Unsupervised learning models are composed of features that are not associated with a response. This means that this type of machine learning algorithms do not have labelled data as their interest lies in the attributes of the features themselves.
In unsupervised learning models there is no concept of training or supervising a dataset as the independent variables or features (x1,x2,x3,..,xn)) are not paired with a response (y). The goal of these problems is to model the underlying structure or distribution of the data to learn more about it.
Many machine learning problems use unsupervised techniques because sometimes it can be very expensive or time consuming to label all data or there can be cases where the data possesses high dimensionality that is not suitable for supervised learning techniques because it could lead to overfitting and have poor test performance.
Some examples of unsupervised learning problems in quantitative finance are the following:
- Portfolio/asset clustering
- Market regime identification
- Trading signal generation with natural language processing
There are two important techniques for unsupervised learning models. They are Dimensionality Reduction and Cluster.
Some machine learning problems have a large number of features that are correlated in a high dimensional space. Dimensionality reduction is the process of reducing the number of features under consideration, by obtaining a set of principal features.
The most common method for Dimensionality Reduction is the Principal Component Analysis (PCA). This method reduces the features/dimensions of the data by transforming their original space into a set of linearly, uncorrelated variables called principal components.
The principal components can be founded as the eigenvectors of the covariance matrix of the data. This procedure tries to preserve the components of the data with the higher variation and remove components with fewer variations. (The Eigenvectors represent the key information of a matrix. These are used when the features/dimensions of the data are high and it is necessary to reduce the dimension to manage the dataset.)
In quantitative finance, this technique could be applied to a large number of correlated stocks in order to reduce their dimensionality by looking at a smaller set of uncorrelated factors.
Another important unsupervised learning technique is Cluster Analysis.

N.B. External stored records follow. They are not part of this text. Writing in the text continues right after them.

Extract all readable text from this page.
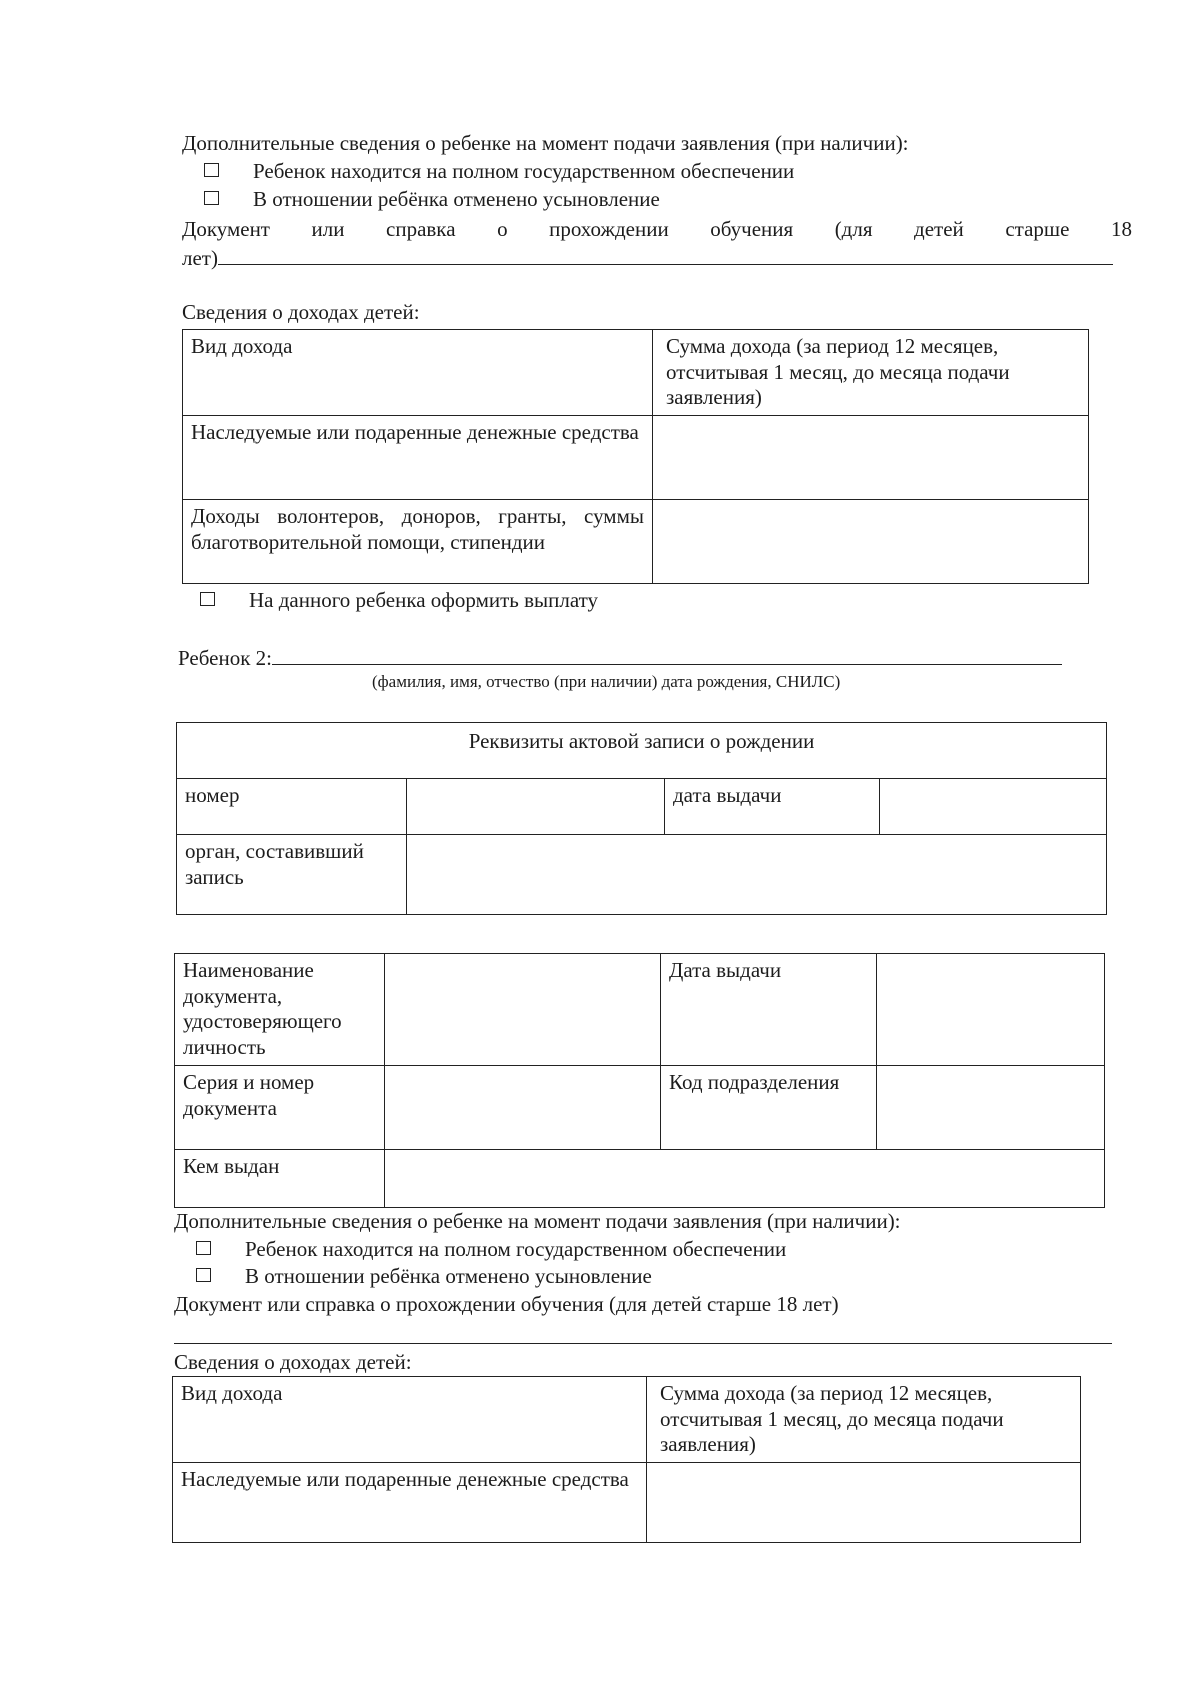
Дополнительные сведения о ребенке на момент подачи заявления (при наличии):
Ребенок находится на полном государственном обеспечении
В отношении ребёнка отменено усыновление
Документ или справка о прохождении обучения (для детей старше 18
лет)
Сведения о доходах детей:
Вид дохода	Сумма дохода (за период 12 месяцев, отсчитывая 1 месяц, до месяца подачи заявления)
Наследуемые или подаренные денежные средства	
Доходы волонтеров, доноров, гранты, суммы благотворительной помощи, стипендии	
На данного ребенка оформить выплату
Ребенок 2:
(фамилия, имя, отчество (при наличии) дата рождения, СНИЛС)
Реквизиты актовой записи о рождении			
номер		дата выдачи	
орган, составивший запись			
Наименование документа, удостоверяющего личность		Дата выдачи	
Серия и номер документа		Код подразделения	
Кем выдан			
Дополнительные сведения о ребенке на момент подачи заявления (при наличии):
Ребенок находится на полном государственном обеспечении
В отношении ребёнка отменено усыновление
Документ или справка о прохождении обучения (для детей старше 18 лет)
Сведения о доходах детей:
Вид дохода	Сумма дохода (за период 12 месяцев, отсчитывая 1 месяц, до месяца подачи заявления)
Наследуемые или подаренные денежные средства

Its goal is to assign a cluster label for each observation of a dataset in order to group the dataset in clusters with similar properties. In quantitative finance clustering is used to identify assets with similar characteristics which become useful to construct diversified portfolios.
A key element of the cluster technique is to define the number of clusters K in which the data will be partitioned. Scikit learn library provides a straightforward procedure to perform this task using the K-means algorithm. First we describe the inner steps of the algorithm and then we use and example. The algorithm performs the following steps:
- Pick k clusters centers (centroids) randomly. The number of clusters is given by the k parameter
- Assign each observation of the dataset to the nearest cluster by using the Euclidean Distance between the observation and each centroid.
- Find the new centroid or new cluster mean corresponding to each observation by taking the average of all the points assigned to that cluster.
- Repeat the procedure 2 and 3 until none of the cluster assignment change. This means until the clusters remain stable.
This algorithm can be used for more than one purpose. One good reason to use this algorithm is to identify different clusters of stocks that can support a portfolio diversification strategy among stocks in different clusters.